Mark down this date: December 3, 2017. Why? Because of all the ridiculous stories ever published in Politico, the one written by Bill Scher on that date could well rate as the most absurd of all.
Scher, a liberal pundit and contributing editor to Politico's magazine, proposes that if the U.S. Senate seat from Arkansas is open in 2018 due to Tom Cotton leaving the Senate that either Hillary, Bill, or Chelsea Clinton should run for that seat. Adding to the absurdity of that proposal is the fact that Scher details why none of the Clintons would have much of a chance winning that seat so why bother writing the article in the first place?
And yet he did write it, possibly in order to purposely qualify for the award of Most Ridiculous Article Ever Published in Politico. His bid for such an award is presented in Clinton Should Run for Cotton’s Senate Seat:
If Arkansas Democrats want to field a serious Democrat, there’s only one name to consider. I’m talking, of course, about Clinton.
All of them. And yet for each and every Clinton Scher lists, he also demonstrates why they are also unelectable in that state so why even bother proposing this other than to prove his utter silliness to the entire world?
Of course, Hillary Clinton would have to overcome a lot of impediments to become only the third person in history to have represented more than one state in the Senate. She just lost Arkansas to Trump by 27 points, and didn’t even bother to campaign there. She’s not a native Arkansan and was always a polarizing figure during her stint as the state’s first lady. She didn’t come back there to live after serving in the White House, nor does she visit often. A sudden return to the state would likely dredge up bad memories of the Whitewater investigation, in which she was never charged with crime but many of her Arkansas associates were convicted. As Bloomberg columnist Leonid Bershidsky summed up after visiting the state during the 2016 campaign, “Arkansas is pleased to forget Hillary Clinton.”
Now that Scher just shot down his own proposal for a Hillary candidacy for senator from Arkansas, he leaps to the next Clinton on the Pixie Dust list:
But what about Bill? Might he follow John Quincy Adams’ footsteps and become the second ex-president to serve in Congress? He was born and raised in the state. He did win statewide time and time again, as state attorney general, governor (except for that one time) and president. And unlike Hillary, he does visit his home state regularly, staying at his 5,000-square-foot crash pad atop the Bill Clinton Presidential Library in Little Rock.
...But Bill is suffering a post-Weinstein Effect reassessment of his sexual misconduct, proven and alleged. Two of his accusers, Paula Jones and Juanita Broaddrick, still live in Arkansas and would likely hover over the race as they did when they crashed the 2016 town hall presidential debate.
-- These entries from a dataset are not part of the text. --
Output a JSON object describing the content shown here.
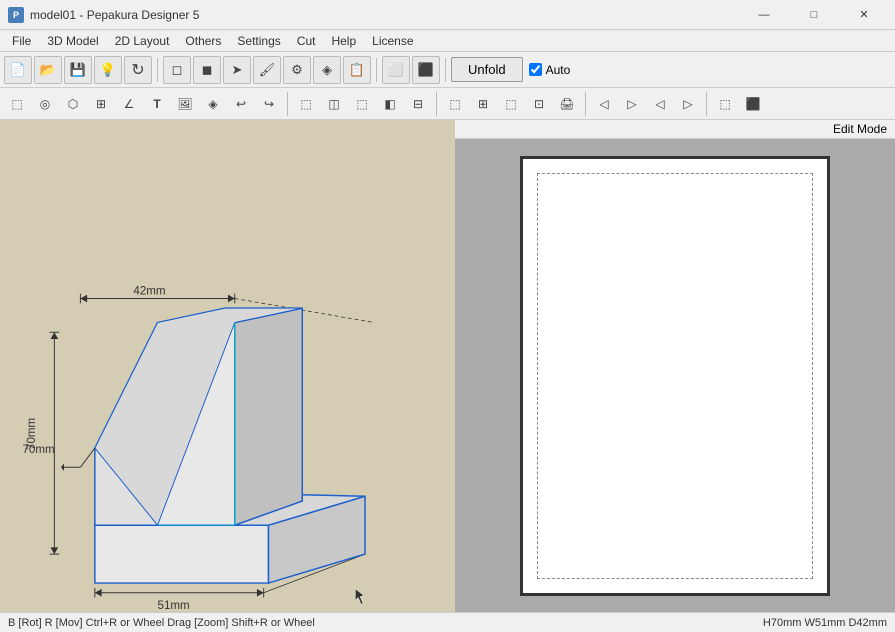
{
  "titlebar": {
    "app_icon": "P",
    "title": "model01 - Pepakura Designer 5",
    "minimize": "—",
    "maximize": "□",
    "close": "✕"
  },
  "menubar": {
    "items": [
      "File",
      "3D Model",
      "2D Layout",
      "Others",
      "Settings",
      "Cut",
      "Help",
      "License"
    ]
  },
  "toolbar1": {
    "unfold_label": "Unfold",
    "auto_label": "Auto",
    "buttons": [
      "📂",
      "💾",
      "💡",
      "🔄",
      "◻",
      "◻",
      "🔲",
      "🔲",
      "🔲",
      "🔲",
      "🔲",
      "🔲",
      "🔲",
      "🔲",
      "🔲",
      "🔲"
    ]
  },
  "toolbar2": {
    "buttons": [
      "◻",
      "◉",
      "⬡",
      "⧄",
      "◤",
      "T",
      "🖼",
      "⬡",
      "↩",
      "↪",
      "◻",
      "◻",
      "◻",
      "◻",
      "◻",
      "◻",
      "◻",
      "◻",
      "◻",
      "◻",
      "◻",
      "◻",
      "◻",
      "◻",
      "◻",
      "◻",
      "◻",
      "◻"
    ]
  },
  "edit_mode_label": "Edit Mode",
  "dimensions": {
    "width": "42mm",
    "height": "70mm",
    "depth": "51mm"
  },
  "statusbar": {
    "left_text": "B [Rot] R [Mov] Ctrl+R or Wheel Drag [Zoom] Shift+R or Wheel",
    "right_text": "H70mm W51mm D42mm"
  }
}
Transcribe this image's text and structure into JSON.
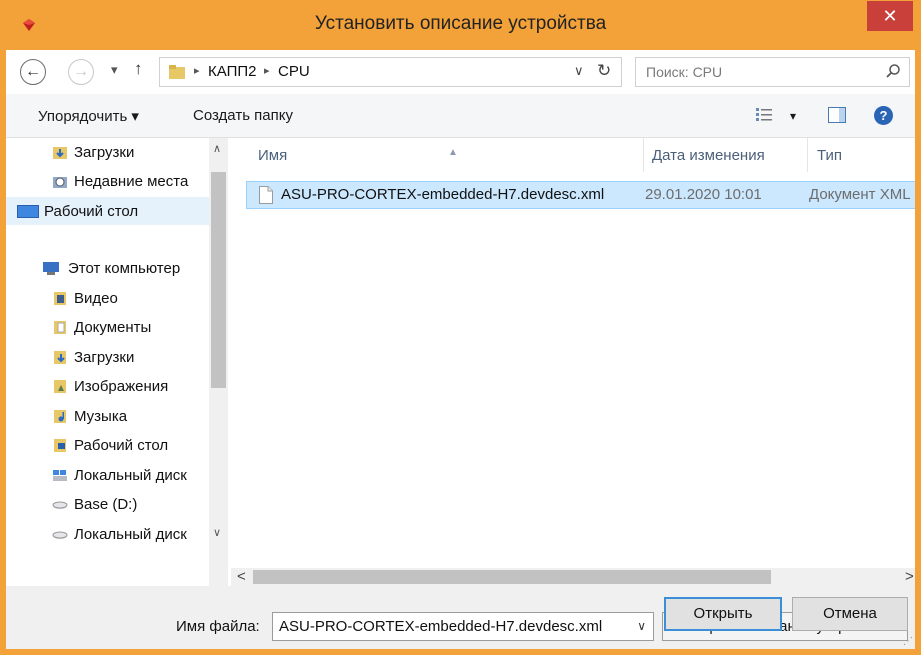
{
  "window": {
    "title": "Установить описание устройства",
    "close_glyph": "✕"
  },
  "address": {
    "back_glyph": "←",
    "forward_glyph": "→",
    "recent_glyph": "▾",
    "up_glyph": "↑",
    "crumbs": [
      "КАПП2",
      "CPU"
    ],
    "crumb_sep": "▸",
    "dropdown_glyph": "∨",
    "refresh_glyph": "↻",
    "search_placeholder": "Поиск: CPU"
  },
  "toolbar": {
    "organize_label": "Упорядочить ▾",
    "new_folder_label": "Создать папку",
    "view_glyph": "▾",
    "help_glyph": "?"
  },
  "navpane": {
    "items": [
      {
        "label": "Загрузки",
        "icon": "downloads-icon"
      },
      {
        "label": "Недавние места",
        "icon": "recent-places-icon"
      },
      {
        "label": "Рабочий стол",
        "icon": "desktop-icon"
      },
      {
        "label": "Этот компьютер",
        "icon": "computer-icon"
      },
      {
        "label": "Видео",
        "icon": "video-folder-icon"
      },
      {
        "label": "Документы",
        "icon": "documents-folder-icon"
      },
      {
        "label": "Загрузки",
        "icon": "downloads-folder-icon"
      },
      {
        "label": "Изображения",
        "icon": "pictures-folder-icon"
      },
      {
        "label": "Музыка",
        "icon": "music-folder-icon"
      },
      {
        "label": "Рабочий стол",
        "icon": "desktop-folder-icon"
      },
      {
        "label": "Локальный диск",
        "icon": "local-disk-icon"
      },
      {
        "label": "Base (D:)",
        "icon": "drive-icon"
      },
      {
        "label": "Локальный диск",
        "icon": "drive-icon"
      }
    ],
    "scroll_up": "∧",
    "scroll_down": "∨"
  },
  "filelist": {
    "columns": [
      "Имя",
      "Дата изменения",
      "Тип"
    ],
    "sort_glyph": "▲",
    "rows": [
      {
        "name": "ASU-PRO-CORTEX-embedded-H7.devdesc.xml",
        "date": "29.01.2020 10:01",
        "type": "Документ XML"
      }
    ],
    "scroll_left": "<",
    "scroll_right": ">"
  },
  "bottom": {
    "filename_label": "Имя файла:",
    "filename_value": "ASU-PRO-CORTEX-embedded-H7.devdesc.xml",
    "dropdown_glyph": "∨",
    "filetype_value": "XML-файл описания устройства",
    "open_label": "Открыть",
    "cancel_label": "Отмена",
    "grip_glyph": "⋰"
  },
  "colors": {
    "title_bar": "#f3a23a",
    "close_button": "#c9403a",
    "selection": "#cce8ff",
    "selection_border": "#99d1ff",
    "default_button_border": "#3c8fd6"
  }
}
Plus, Broaddrick is publishing a book in January titled, “You'd Better Put Some Ice On That: How I Survived Being Raped by Bill Clinton.” Let’s just say, the timing isn’t right.
Perhaps Matt Lauer could serve as Bill Clinton's campaign manager. Anyway, with a Bill Clinton candidacy proposed and subsequently shot down by Scher, he reaches out for the last available Clinton:
That leaves us with one Clinton left: Chelsea.
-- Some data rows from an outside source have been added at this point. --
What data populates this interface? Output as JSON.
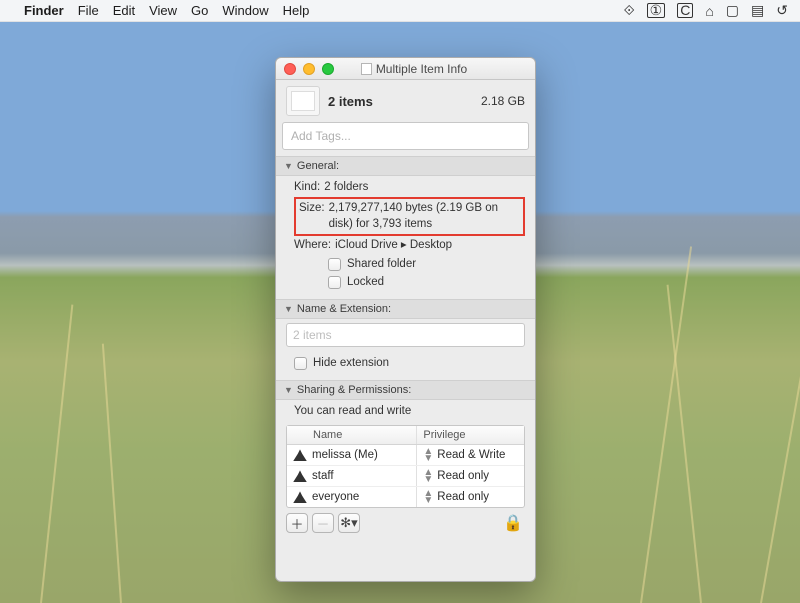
{
  "menubar": {
    "app": "Finder",
    "items": [
      "File",
      "Edit",
      "View",
      "Go",
      "Window",
      "Help"
    ]
  },
  "window": {
    "title": "Multiple Item Info",
    "summary": {
      "items_label": "2 items",
      "total_size": "2.18 GB"
    },
    "tags_placeholder": "Add Tags...",
    "general": {
      "header": "General:",
      "kind_label": "Kind:",
      "kind_value": "2 folders",
      "size_label": "Size:",
      "size_value": "2,179,277,140 bytes (2.19 GB on disk) for 3,793 items",
      "where_label": "Where:",
      "where_value": "iCloud Drive ▸ Desktop",
      "shared_folder_label": "Shared folder",
      "locked_label": "Locked"
    },
    "name_ext": {
      "header": "Name & Extension:",
      "value": "2 items",
      "hide_ext_label": "Hide extension"
    },
    "sharing": {
      "header": "Sharing & Permissions:",
      "note": "You can read and write",
      "columns": {
        "name": "Name",
        "priv": "Privilege"
      },
      "rows": [
        {
          "name": "melissa (Me)",
          "priv": "Read & Write"
        },
        {
          "name": "staff",
          "priv": "Read only"
        },
        {
          "name": "everyone",
          "priv": "Read only"
        }
      ]
    }
  }
}
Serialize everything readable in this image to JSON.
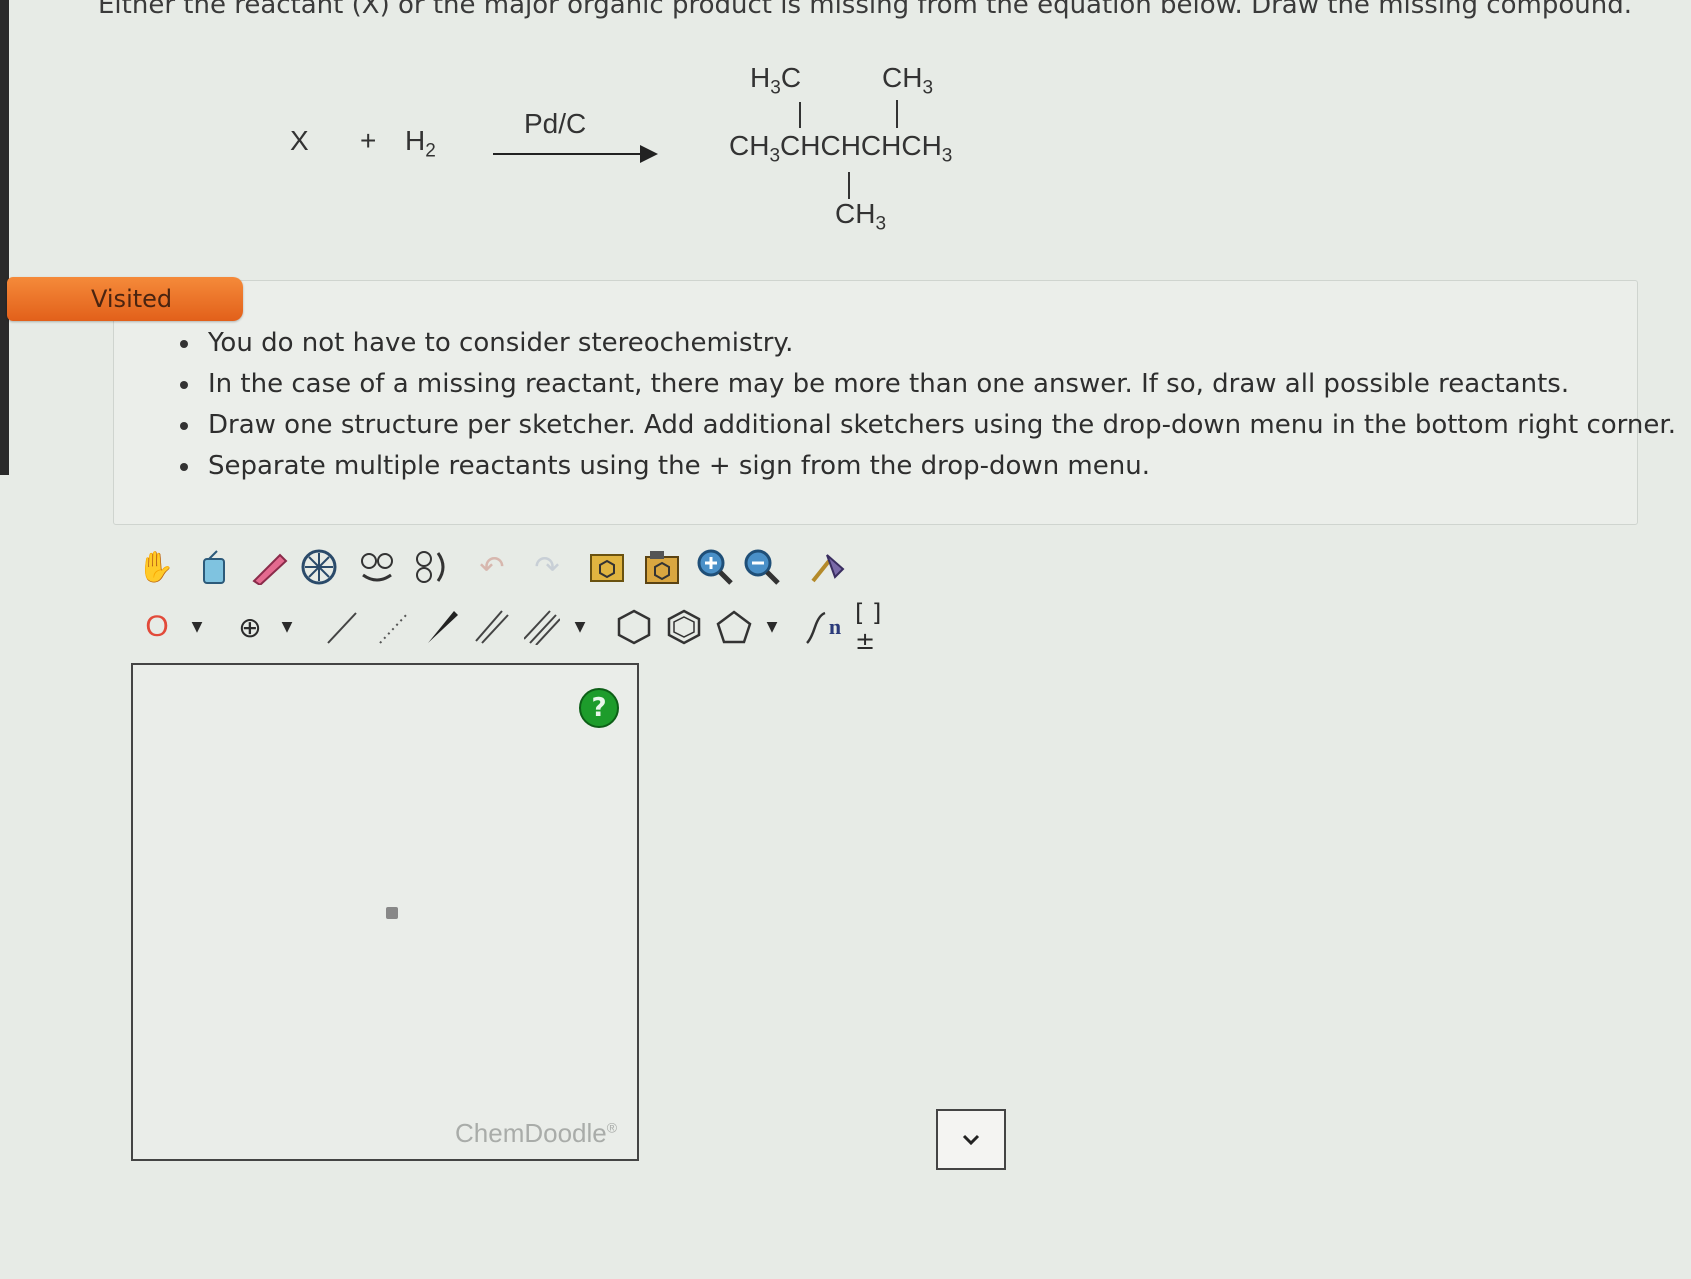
{
  "question": "Either the reactant (X) or the major organic product is missing from the equation below. Draw the missing compound.",
  "equation": {
    "reactant": "X",
    "plus": "+",
    "h2_main": "H",
    "h2_sub": "2",
    "catalyst": "Pd/C",
    "product": {
      "top_left": {
        "main": "H",
        "sub": "3",
        "tail": "C"
      },
      "top_right": {
        "main": "CH",
        "sub": "3"
      },
      "chain_a": "CH",
      "chain_a_sub": "3",
      "chain_b": "CHCHCHCH",
      "chain_b_sub": "3",
      "bottom": {
        "main": "CH",
        "sub": "3"
      }
    }
  },
  "badge": "Visited",
  "instructions": [
    "You do not have to consider stereochemistry.",
    "In the case of a missing reactant, there may be more than one answer. If so, draw all possible reactants.",
    "Draw one structure per sketcher. Add additional sketchers using the drop-down menu in the bottom right corner.",
    "Separate multiple reactants using the + sign from the drop-down menu."
  ],
  "toolbar": {
    "atom_label": "O",
    "charge_label": "⊕",
    "repeat_label": "n",
    "bracket_label": "[ ]±"
  },
  "sketcher": {
    "help": "?",
    "brand": "ChemDoodle",
    "brand_mark": "®"
  },
  "colors": {
    "badge": "#e8701f",
    "help": "#1d9c2b",
    "background": "#e7ebe6"
  }
}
She has the Clinton name but little of the Clinton baggage. She wouldn’t hurt for name recognition or campaign cash. She’s vice chair of the controversy magnet known as the Clinton Foundation, but emails released during the presidential campaign by WikiLeaks and the State Department show Chelsea getting caught doing good, seeking to root out corruption by foundation officials and warning of problems with Haiti earthquake relief.
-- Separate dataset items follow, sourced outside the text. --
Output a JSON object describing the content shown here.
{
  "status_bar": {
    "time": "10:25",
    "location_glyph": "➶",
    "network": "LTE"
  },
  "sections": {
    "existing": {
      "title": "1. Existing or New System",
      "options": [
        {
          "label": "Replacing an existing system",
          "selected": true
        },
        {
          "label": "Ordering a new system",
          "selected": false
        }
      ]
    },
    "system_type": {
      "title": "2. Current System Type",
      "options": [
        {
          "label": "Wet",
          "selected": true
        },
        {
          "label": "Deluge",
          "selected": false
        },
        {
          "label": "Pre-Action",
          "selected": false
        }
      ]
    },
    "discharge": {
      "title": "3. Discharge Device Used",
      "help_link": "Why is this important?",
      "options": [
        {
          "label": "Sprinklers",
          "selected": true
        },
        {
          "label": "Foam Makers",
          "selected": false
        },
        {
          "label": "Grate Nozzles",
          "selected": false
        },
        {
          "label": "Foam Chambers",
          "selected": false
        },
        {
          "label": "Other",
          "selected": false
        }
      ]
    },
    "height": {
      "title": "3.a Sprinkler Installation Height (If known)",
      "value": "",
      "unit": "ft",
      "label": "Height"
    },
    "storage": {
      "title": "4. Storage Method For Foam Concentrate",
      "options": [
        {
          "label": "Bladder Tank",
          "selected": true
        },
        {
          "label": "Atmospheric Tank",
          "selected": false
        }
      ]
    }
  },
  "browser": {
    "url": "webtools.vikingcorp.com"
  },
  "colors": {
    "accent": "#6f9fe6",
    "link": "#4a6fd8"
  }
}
And with every Bill Scher Clinton candidacy proposal comes the inevitable reasons why such a candidacy would not work well:
Vanity Fair’s T. A. Frank ripped her as an intellectual phony: “reading anything by Chelsea Clinton—tweets, interviews, books—is best compared to taking in spoonfuls of plain oatmeal that, periodically, conceal a toenail clipping.” The New York Post’s Michelle Malkin described Run Chelsea Run articles (like this one!) as “pathetic” attempts by the “the Hollywood-media complex [to] squeeze blood from a rotten turnip.”
Chelsea will get a similarly rude welcome into any race. But by entering the Arkansas contest, she would at least start her politician life with exceedingly low expectations. That would give her the opportunity to establish her own political persona, hone her stump skills and prove she can beat back the inevitable Clinton family conspiracy theories without the pressure of risking her entire political career on her first race. Even if she lost, by running respectably and helping get the state party off the mat, she’d get credit for beating the spread.
Somehow it is hard to picture Chelsea even bothering to stick around in Arkansas to run for office there again after her sure loss the first time. Her big Manhattan condo would be beckoning her to return.
Exit question: Will Bill Scher propose that John Edwards should run for president in 2020 and then list all the reasons why he would probably lose?